After the procedure, I was placed in a wheelchair and wheeled into what must have been a holding area with my dad. I didn’t know this, of course.

Why didn’t adults talk to children in the 70s?

My dad must have decided he would die without a cigarette at this point because he told me he’d be right back and left me sitting there alone in my wheelchair. Suddenly, a nurse approached my chair and began wheeling me down the hall to another room…without an explanation and WITHOUT MY FATHER. She was one of those lovely no-nonsense nurses, so without fanfare, she pulled up my right sleeve, sanitized my arm and gave me what I now know was a tetanus shot.

For the love.

After that little bonding session, I was returned to the holding area just as my father turned the corner, so No-Nonsense Nurse Nancy passed me to him, and I feel confident he was quite relieved to then walk his five-year old stitched, splinted and dry-eyed daughter out of the hospital.

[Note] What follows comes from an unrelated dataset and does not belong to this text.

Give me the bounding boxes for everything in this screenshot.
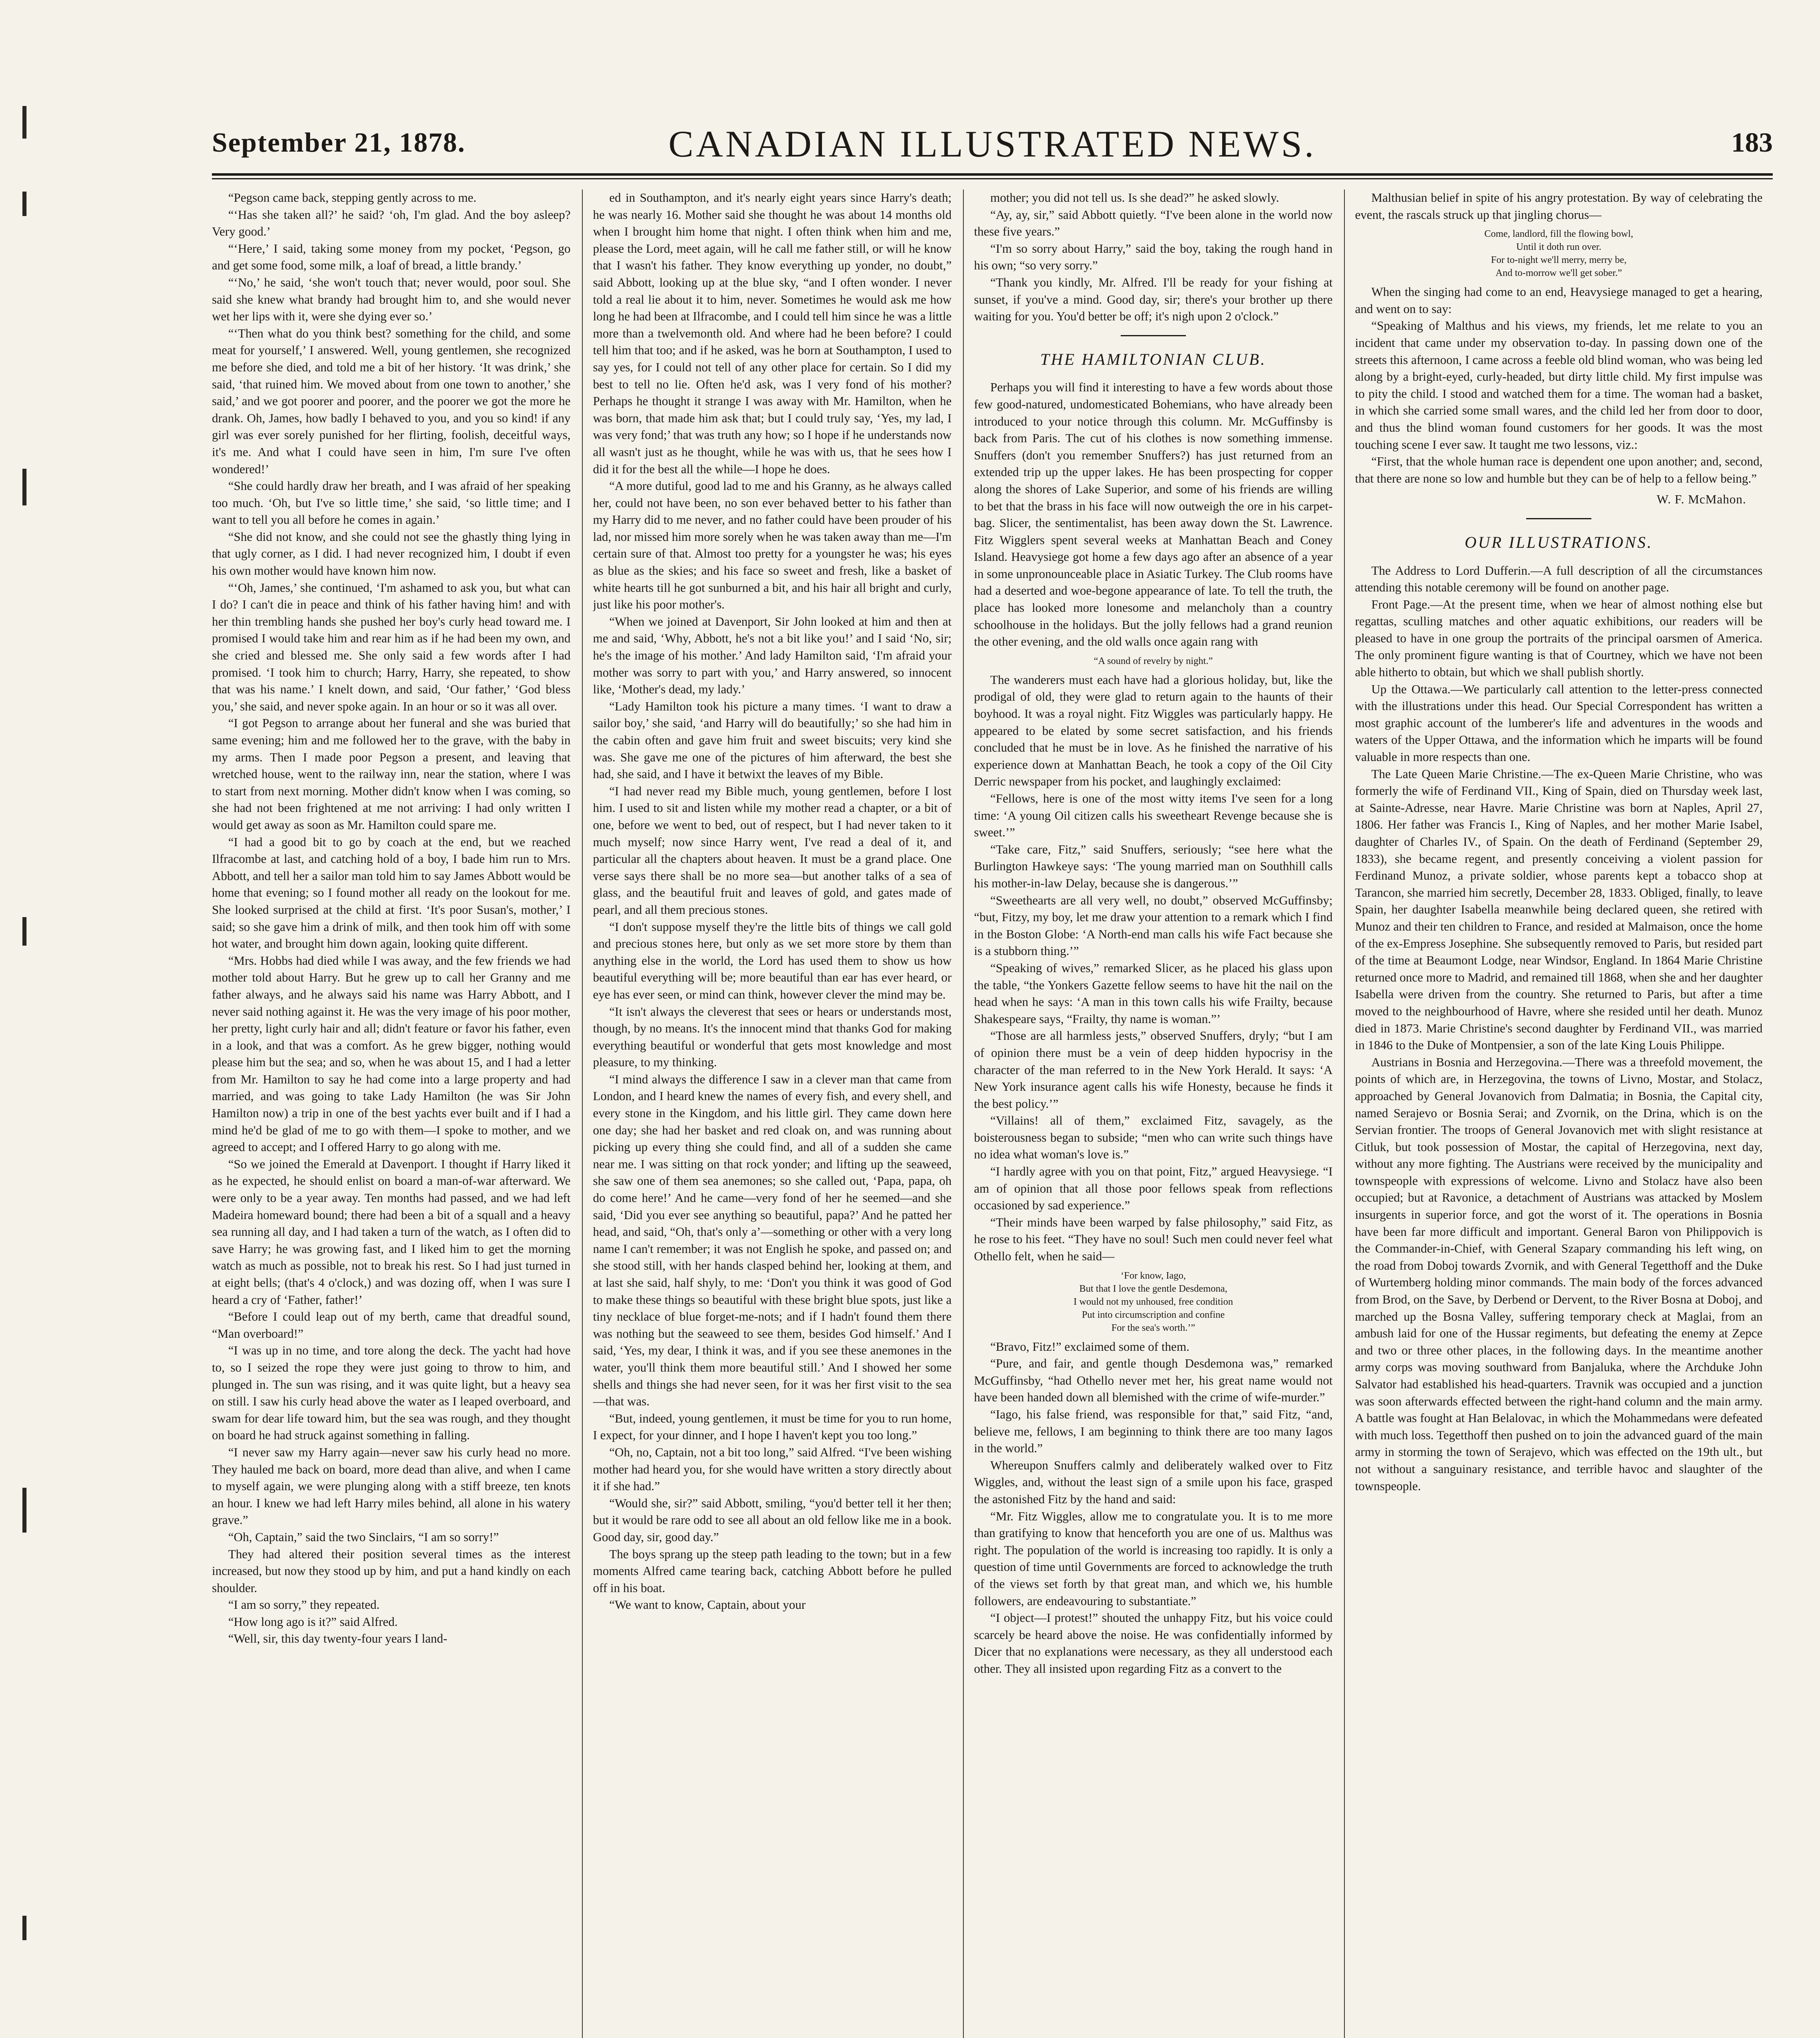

I never shed one tear and, for once, my dad was true to his word. My Baby Alive was delivered to me brand new and in the box by my father later that same day.

I gotta tell ya, though, I paid way too high a price for a doll that kept getting clogged with baby food.

Because this became a pattern between my father and me.

Once I proved my strength in a crisis, I guess he thought it meant he could expect me to step up the next time it was needed. And the next time. And the next. And so on.

I guess I thought so, too.

You know, I never went back to the middle of that see-saw. I realized that the bobber position was perfect for me after all.